Govt rejects tents, settles for plastics


Augustine Mukaro/ Bridget Sibanda



IN a move that exposes shortcomings in Operation Garikai, government has accepted a United Nations offer to provide temporary plastic she

lter and aid to over 300 000 people displaced under the controversial Operation Murambatsvina.


Last year government turned down a US$30 million UN appeal to provide temporary shelter to victims worst affected by the slum clearance blitz. The UN was forced to shelve the programme after government raised objections that it “would not accept its people living in tents”.


Government also rejected the appeal on the basis that the number of people affected by its controversial demolition campaign had been inflated while the reconstruction phase under Operation Garikai had been downplayed.


A year down the line, with Operation Garikai failing to make an impact on the accommodation of Murambatsvina victims, government has been forced to swallow its pride and accept temporary shelter.


A tour of the holding camps at Hopley and Hatcliffe in the past week revealed that temporary shelters had mushroomed where permanent government structures should have been.


These consist of a 12 square-metre room of tarpaulin plastic at the sides and metal sheeting at the top anchored on treated gumpoles, 1,5 metres high. The material is tear-resistant, non-flammable and sky-blue in colour. Unicef is providing septic tanks as toilets to the residents.


Justin MacDermott, a senior programme officer with the UN’s International Organisation for Migration, said humanitarian organisations started building temporary shelters at Hopley Farm and Hatcliffe in March. The projects would cost close to US$40 million, he said.


“As a humanitarian organisation we source funds to assist wherever people have suffered pain, poverty, degradation or lost hope by providing assistance, guidance, comfort and moral support,” MacDermott told the Zimbabwe Independent in an interview on Tuesday.


“We do not have to ask for permission from government to assist its people who are living in shacks after being affected by Operation Murambatsvina because Zimbabwe is a UN member state.”


An impasse developed between government and the UN, with Harare insisting that the number of people affected by Operation Murambatsvina had been inflated to discredit government.


“We did not sign an agreement with government for us to build these temporary shelters because we are providing assistance to those who are in need.

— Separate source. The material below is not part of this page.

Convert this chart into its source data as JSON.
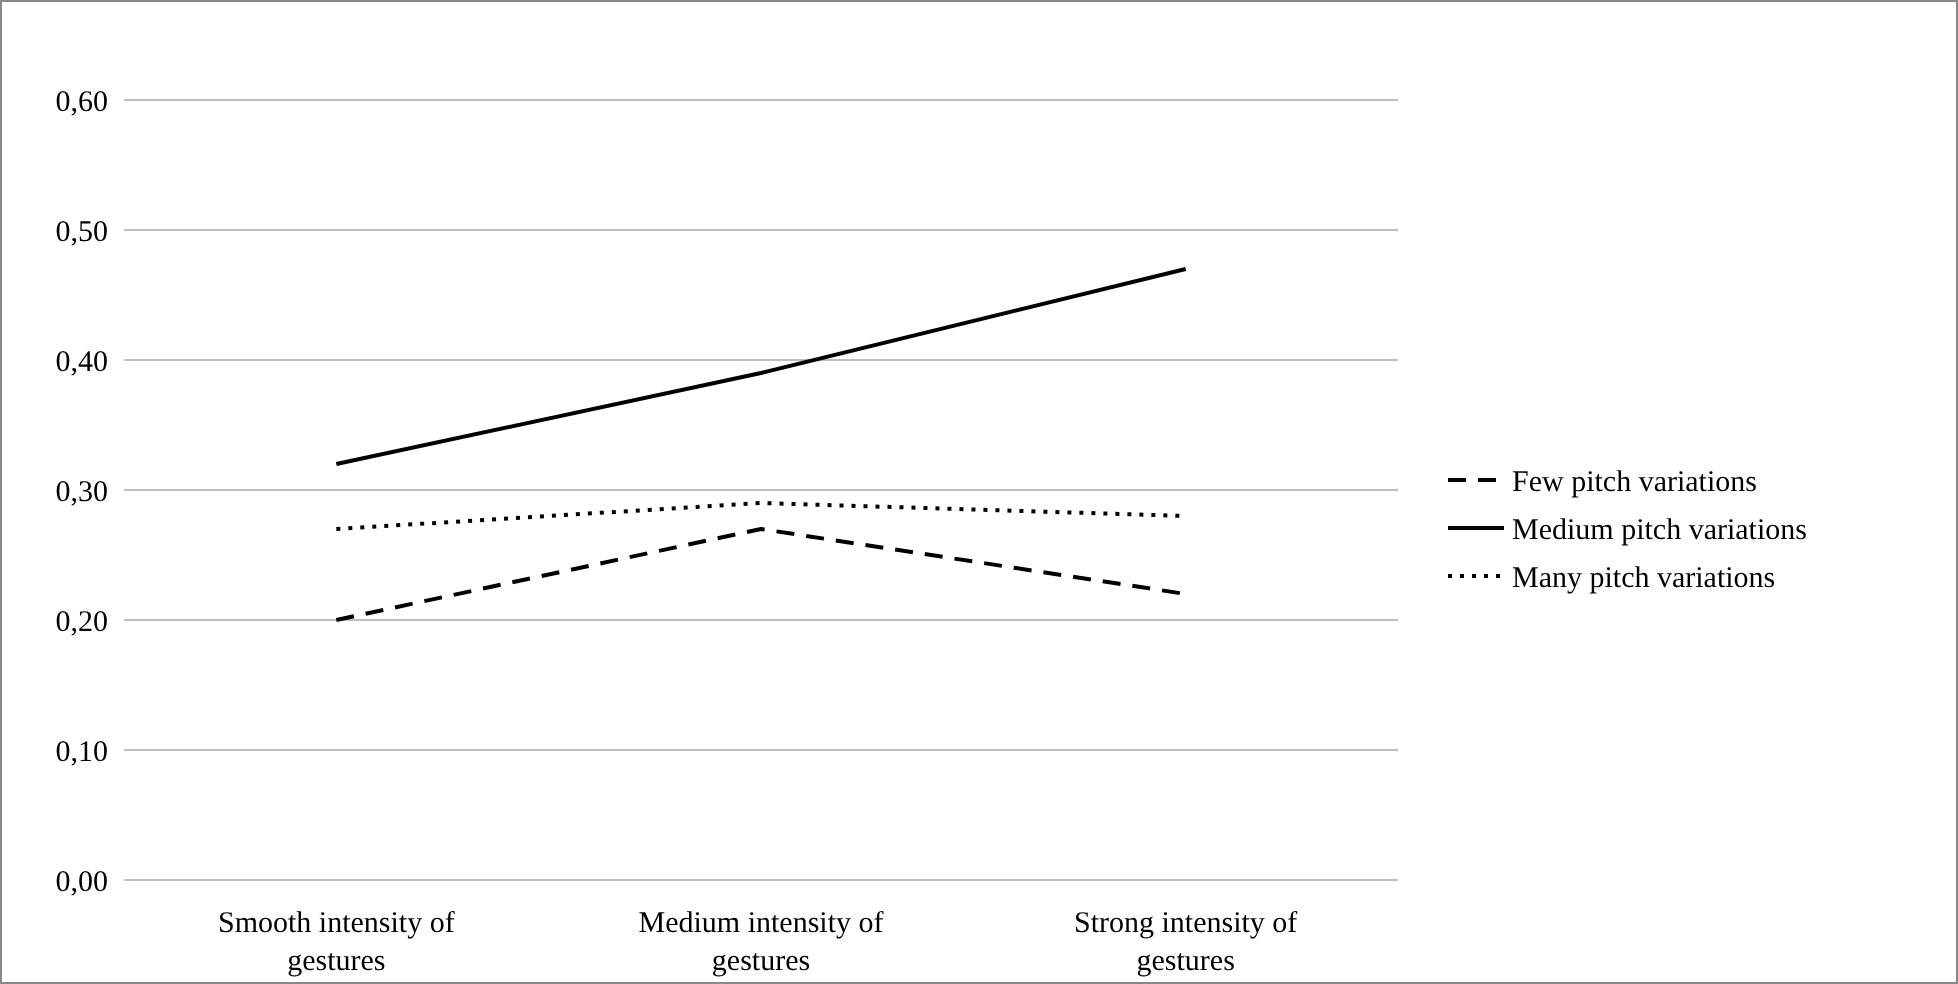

Besides it’s only a temporary measure to help people who are suffering,” MacDermott said.


“About 1 300 families have already benefited at Hopley and Hatcliffe camps.”


MacDermott said his organisation expected more funding from donors to cover about 500 units since many families were still living in shacks and the rainy season was fast approaching.


“This is a beneficiary-driven project under which we provide the material, while the beneficiaries build their shelters with the assistance of our builders,” he said.


In the flash appeal, the UN had estimated that about 700 000 people, roughly 18% of the country’s population, was affected by the evictions and the crackdown on informal businesses in May last year.


Government claimed that only around 200 000 people were affected. Action Aid, one of the non-governmental organisations working in the country, estimated the displaced people to be not less than 1,5 million.


Humanitarian organisations assisting the victims said although it was difficult to quantify the damage in monetary terms, major losses were incurred across virtually all sectors of the economy.